Rozmowa z Kamilą Lićwinko kontynuowana była w kuluarach. Włodzimierz Borowik, również sportowiec i nauczyciel wychowania fizycznego wspominał pierwszy start Kamili Lićwinko w zawodach w skoku wzwyż, które zresztą sam organizował.
- Zawody odbywały się w Trójce. Byłaś bardzo zestresowana, parę razy przebiegłaś pod poprzeczką, ale za trzecim razem musiałaś skoczyć i skoczyłaś 1,61 cm. To jest rekord nie do pobicia dla uczniów w wieku gimnazjalnym - mówił.
Spotkanie z Kamilą Lićwinko idealnie wpasowało się w tematykę prezentowanego filmu. Całe wydarzenie było okazją do bliższego poznania dójki sportowców należących do grona najwybitniejszych podlaskich lekkoatletów.

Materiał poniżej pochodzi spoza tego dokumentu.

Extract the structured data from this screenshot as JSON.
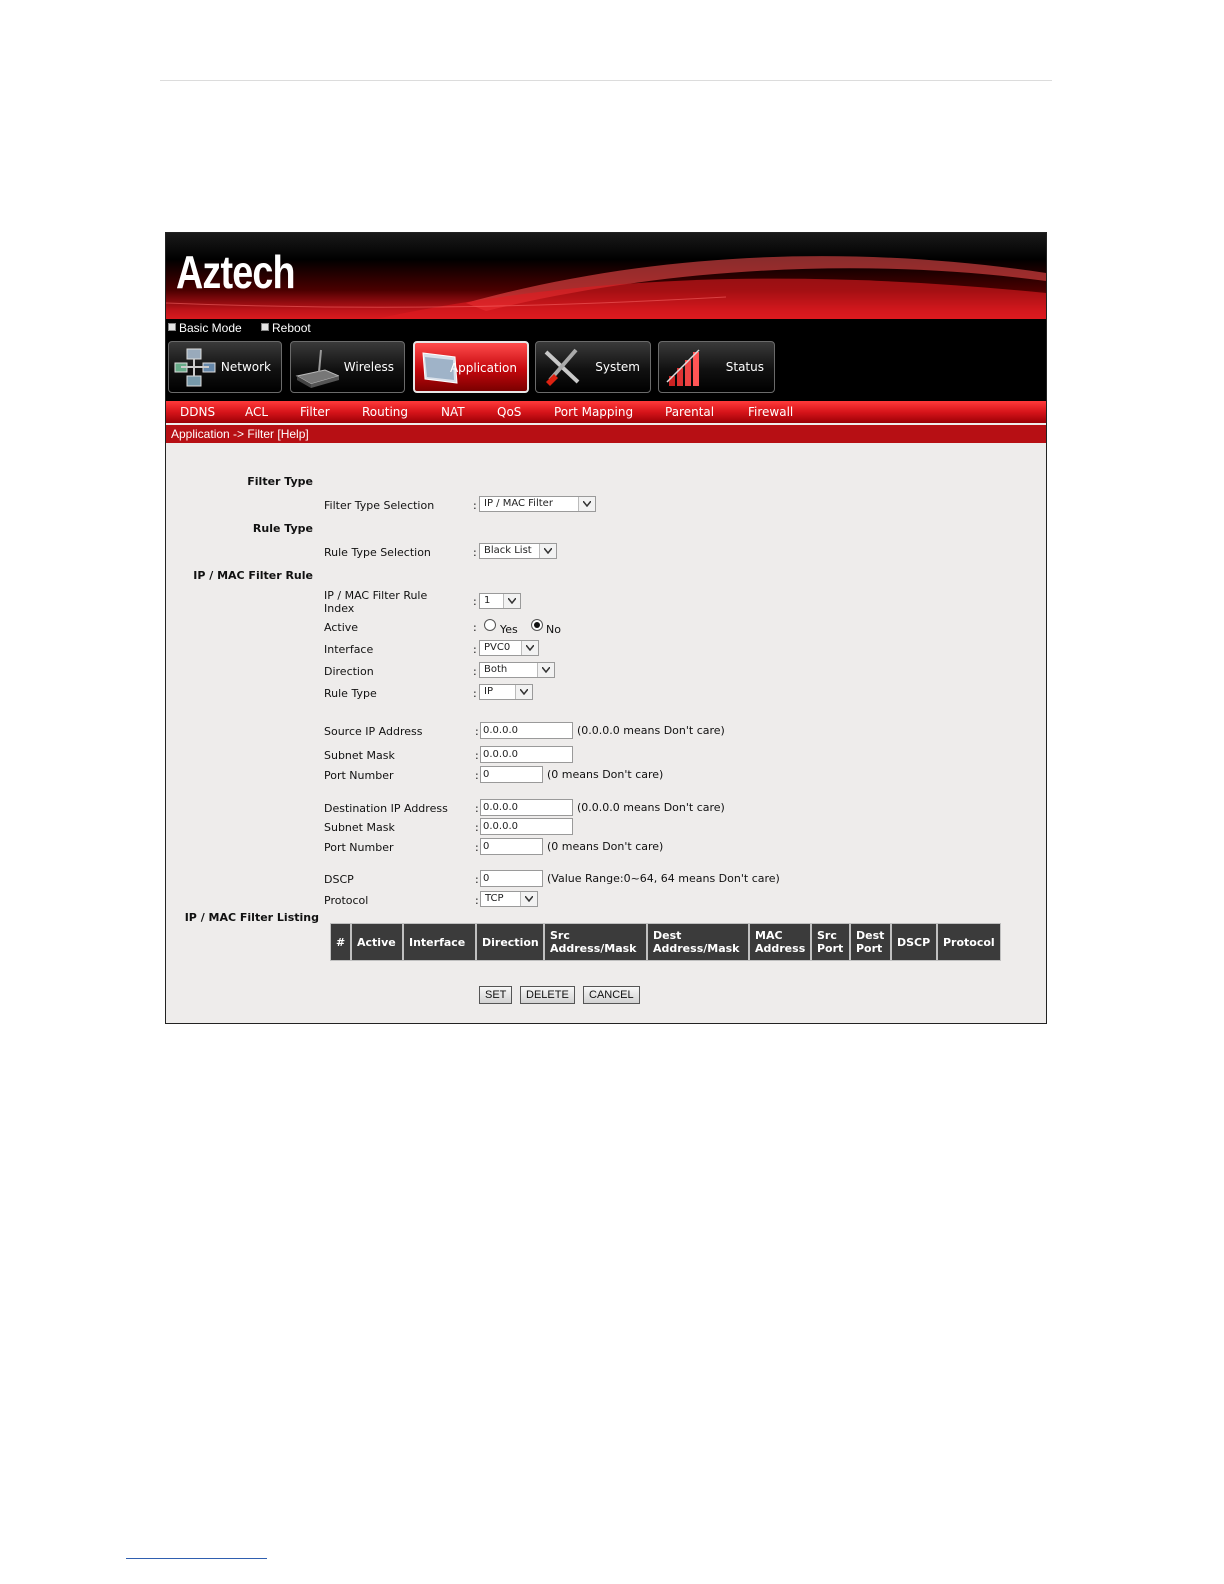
{
  "brand": {
    "logo": "Aztech"
  },
  "quick_links": {
    "basic_mode": "Basic Mode",
    "reboot": "Reboot"
  },
  "main_tabs": [
    {
      "label": "Network",
      "icon": "network-icon",
      "active": false
    },
    {
      "label": "Wireless",
      "icon": "router-icon",
      "active": false
    },
    {
      "label": "Application",
      "icon": "application-icon",
      "active": true
    },
    {
      "label": "System",
      "icon": "tools-icon",
      "active": false
    },
    {
      "label": "Status",
      "icon": "chart-icon",
      "active": false
    }
  ],
  "sub_tabs": [
    "DDNS",
    "ACL",
    "Filter",
    "Routing",
    "NAT",
    "QoS",
    "Port Mapping",
    "Parental",
    "Firewall"
  ],
  "breadcrumb": "Application -> Filter [Help]",
  "form": {
    "filter_type": {
      "heading": "Filter Type",
      "selection_label": "Filter Type Selection",
      "selection_value": "IP / MAC Filter"
    },
    "rule_type": {
      "heading": "Rule Type",
      "selection_label": "Rule Type Selection",
      "selection_value": "Black List"
    },
    "rule": {
      "heading": "IP / MAC Filter Rule",
      "index_label_line1": "IP / MAC Filter Rule",
      "index_label_line2": "Index",
      "index_value": "1",
      "active_label": "Active",
      "active_options": [
        "Yes",
        "No"
      ],
      "active_selected": "No",
      "interface_label": "Interface",
      "interface_value": "PVC0",
      "direction_label": "Direction",
      "direction_value": "Both",
      "rule_type_label": "Rule Type",
      "rule_type_value": "IP",
      "source_ip_label": "Source IP Address",
      "source_ip_value": "0.0.0.0",
      "source_ip_hint": "(0.0.0.0 means Don't care)",
      "source_mask_label": "Subnet Mask",
      "source_mask_value": "0.0.0.0",
      "source_port_label": "Port Number",
      "source_port_value": "0",
      "source_port_hint": "(0 means Don't care)",
      "dest_ip_label": "Destination IP Address",
      "dest_ip_value": "0.0.0.0",
      "dest_ip_hint": "(0.0.0.0 means Don't care)",
      "dest_mask_label": "Subnet Mask",
      "dest_mask_value": "0.0.0.0",
      "dest_port_label": "Port Number",
      "dest_port_value": "0",
      "dest_port_hint": "(0 means Don't care)",
      "dscp_label": "DSCP",
      "dscp_value": "0",
      "dscp_hint": "(Value Range:0~64, 64 means Don't care)",
      "protocol_label": "Protocol",
      "protocol_value": "TCP"
    },
    "listing": {
      "heading": "IP / MAC Filter Listing",
      "columns": [
        [
          "#"
        ],
        [
          "Active"
        ],
        [
          "Interface"
        ],
        [
          "Direction"
        ],
        [
          "Src",
          "Address/Mask"
        ],
        [
          "Dest",
          "Address/Mask"
        ],
        [
          "MAC",
          "Address"
        ],
        [
          "Src",
          "Port"
        ],
        [
          "Dest",
          "Port"
        ],
        [
          "DSCP"
        ],
        [
          "Protocol"
        ]
      ]
    },
    "buttons": {
      "set": "SET",
      "delete": "DELETE",
      "cancel": "CANCEL"
    }
  },
  "colors": {
    "brand_red": "#d7141a",
    "banner_black": "#000000",
    "content_bg": "#eeeceb",
    "header_cell": "#3b3b3b"
  }
}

Film "Młociarz - droga do Tokio" to obraz mówiący o wybitnym podlaskim lekkoatlecie Wojciechu Nowickim, o przygotowaniach do Igrzysk Olimpijskich Tokio 2020, które odbyły się w sierpniu 2021 roku. Film zrealizowali bielszczanin Piotr Łozowik we współpracy z białostoczaninem Piotrem Sawczukiem. Muzykę do filmu skomponował białostoczanin Maciej Sochoń znany jako Seasonal (laureat konkursu Niebieski Mikrofon Polskiego Radia Białystok). Współproducentem i partnerem strategicznym są: Urząd Marszałkowski Województwa Podlaskiego i Miasto Białystok.